Esta especie de clinamen se observa, por ejemplo, en el interesante ensayo de
Tomás Ibáñez, uno de los dos introductores del libro comentado, autor de Anarquismo
es movimiento (Virus, 2014), donde reivindica la permanente renovación de
un anarquismo al que «muchos habían relegado al museo de la historia». Punto de
encuentro disímil con lo expuesto en 2013 por el francés Alain Badiou para la
validación de su “hipótesis comunista”, al incidir en que «el comunismo no puede
ser una forma de poder, tiene que ser un movimiento [...]algo aparte, como lo
es el Estado, o, en última instancia, el partido, o el partido del Estado» (Filosofía
frente al comunismo. De Sartre a hoy. P. 46).
En
ese rastrear cadenas de equivalencias con otros pensadores independientes es
donde el talento del anarquista italiano Amedeo Bertolo, recientemente fallecido,
resulta pionero y osado. Ante el Sartori de «una democracia bien entendida solo
puede serlo una sociedad sin Estado», esgrime su concepción de la «anarquía
como una forma extrema de democracia». Frente al Popper del anarquismo como «una
exageración de la idea de la libertad», la tesis de la sociedad anarquista como
sociedad abierta. Y sobre el Berlín de las libertades positivas y negativas según
estén reguladas o libres, erige una libertad integral «ligada de forma
inextricable a lo que constituye sus prerrequisitos y consecuencias sociales:
la igualdad, solidaridad y diversidad». Lástima que se haya mantenido el título
original del libro (Anarquistas... ¡Y orgullosos de serlo!), aunque justificado
en el contexto político de la Italia de finales de los setenta en que se publicó,
visionado hoy limita su despliegue en valores al encorsetarlo en un endogámico
“numerus clausus” para colegas e iniciados.
No sé si esa íntima satisfacción libertaria podría emular en la actualidad
retrospectivaa lo que declaró a la prensa Diego Abad de Santillán nada más
regresar del destierro: «Si San Juan de la Cruz viviera hoy sería de la FAI».
Un
ejemplo de la necesidad de complejizar esas inteligencias compartidas lo
hallamos en el caso del “principio de representación”, uno de los baluartes del
vademécum anarquista.
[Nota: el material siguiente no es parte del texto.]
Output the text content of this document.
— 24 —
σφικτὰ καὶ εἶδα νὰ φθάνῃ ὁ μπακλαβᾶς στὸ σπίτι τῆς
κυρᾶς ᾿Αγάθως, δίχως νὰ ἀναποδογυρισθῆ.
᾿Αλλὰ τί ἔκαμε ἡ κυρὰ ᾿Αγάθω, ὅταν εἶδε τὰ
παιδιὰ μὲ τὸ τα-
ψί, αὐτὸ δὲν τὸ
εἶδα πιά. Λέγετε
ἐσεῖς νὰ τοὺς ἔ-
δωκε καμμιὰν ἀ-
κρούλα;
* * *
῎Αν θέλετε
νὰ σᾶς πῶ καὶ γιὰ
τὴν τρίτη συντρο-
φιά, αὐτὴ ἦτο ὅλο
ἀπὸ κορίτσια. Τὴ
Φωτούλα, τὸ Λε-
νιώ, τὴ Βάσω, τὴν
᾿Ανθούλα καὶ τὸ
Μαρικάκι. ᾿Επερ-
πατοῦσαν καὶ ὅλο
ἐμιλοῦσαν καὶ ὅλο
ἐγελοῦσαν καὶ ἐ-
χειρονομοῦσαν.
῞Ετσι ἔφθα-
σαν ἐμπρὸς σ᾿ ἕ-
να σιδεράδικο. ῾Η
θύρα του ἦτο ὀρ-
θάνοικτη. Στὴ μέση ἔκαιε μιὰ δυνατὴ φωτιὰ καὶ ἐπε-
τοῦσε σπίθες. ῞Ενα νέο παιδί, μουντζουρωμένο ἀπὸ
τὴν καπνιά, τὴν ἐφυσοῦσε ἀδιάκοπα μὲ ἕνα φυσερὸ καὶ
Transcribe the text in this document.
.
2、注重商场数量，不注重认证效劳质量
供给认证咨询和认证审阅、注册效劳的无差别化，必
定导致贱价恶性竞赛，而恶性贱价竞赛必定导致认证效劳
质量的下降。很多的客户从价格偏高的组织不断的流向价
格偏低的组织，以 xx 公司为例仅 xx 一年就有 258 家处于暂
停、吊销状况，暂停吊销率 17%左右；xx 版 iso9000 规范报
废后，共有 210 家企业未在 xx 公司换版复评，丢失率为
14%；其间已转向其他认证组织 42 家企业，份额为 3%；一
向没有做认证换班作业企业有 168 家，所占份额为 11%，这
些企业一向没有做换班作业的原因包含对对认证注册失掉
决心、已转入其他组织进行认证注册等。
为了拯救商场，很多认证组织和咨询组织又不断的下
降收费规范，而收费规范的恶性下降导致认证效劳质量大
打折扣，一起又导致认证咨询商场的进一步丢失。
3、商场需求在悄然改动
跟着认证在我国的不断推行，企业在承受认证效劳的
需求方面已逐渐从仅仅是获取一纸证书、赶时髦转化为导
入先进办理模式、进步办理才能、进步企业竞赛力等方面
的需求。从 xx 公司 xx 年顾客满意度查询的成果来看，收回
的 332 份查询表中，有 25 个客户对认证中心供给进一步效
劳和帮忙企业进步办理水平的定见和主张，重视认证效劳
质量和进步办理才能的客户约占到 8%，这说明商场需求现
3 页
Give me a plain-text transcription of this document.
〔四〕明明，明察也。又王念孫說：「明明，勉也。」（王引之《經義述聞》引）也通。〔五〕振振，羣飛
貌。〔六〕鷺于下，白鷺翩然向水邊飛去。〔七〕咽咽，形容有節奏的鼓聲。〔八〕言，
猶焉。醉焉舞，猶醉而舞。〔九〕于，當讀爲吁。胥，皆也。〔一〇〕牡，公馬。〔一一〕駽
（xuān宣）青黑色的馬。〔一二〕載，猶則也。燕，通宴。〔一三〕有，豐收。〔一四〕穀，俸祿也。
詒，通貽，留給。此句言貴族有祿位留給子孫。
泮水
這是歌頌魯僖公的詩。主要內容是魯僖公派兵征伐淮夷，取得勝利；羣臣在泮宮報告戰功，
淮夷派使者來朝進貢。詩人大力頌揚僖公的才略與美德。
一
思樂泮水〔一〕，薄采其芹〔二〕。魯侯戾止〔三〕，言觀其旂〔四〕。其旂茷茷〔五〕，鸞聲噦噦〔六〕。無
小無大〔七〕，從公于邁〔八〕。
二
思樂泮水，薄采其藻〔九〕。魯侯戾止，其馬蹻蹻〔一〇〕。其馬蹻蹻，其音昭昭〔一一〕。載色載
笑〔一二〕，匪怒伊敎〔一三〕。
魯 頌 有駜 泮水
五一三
La constante ha sido su rechazo, por considerar la acción
directa como el medio válido de hacer política y la «representación
parlamentaria una argucia del sistema para retener el poder en manos de las
élites». Opinión certera en sus conclusiones pero inconexa en su desarrollo por
estar sometida a priori al troquel
ácrata. Porque si bien la cacareada sociedad a escala no justifica la
suplantación de la experiencia política y moral que entraña el concepto de
representación, se deja en el camino su esencia rizomática. La representación
es una alienación de parte, originada en aquella desigualdad de género inscrita
democráticamente en la Atenas de Pericles, al disponer que las mujeres
estuvieran tuteladas por los hombres. Luego vendría la brecha social que
excluía a los esclavos, y la censitaria limitadora del ejercicio del sufragio a
los propietarios. Pero la segregación femenina fue históricamente la primera en
instituirse y la última manumisión en abolirse.
Esta
suerte de metonimia inoculada explicaría que preclaros anarquistas, como el
padre del término Pierre Josep Proudhon, pudieran reconocerse sin rubor con un
pie en ambas orillas. Haciendo compatible en una única voz la extrema
horizontalidad de la Idea y la infame verticalidad jerárquica de la condición
misógina, expuesta esta última con virulencia en su libro Pornocracia.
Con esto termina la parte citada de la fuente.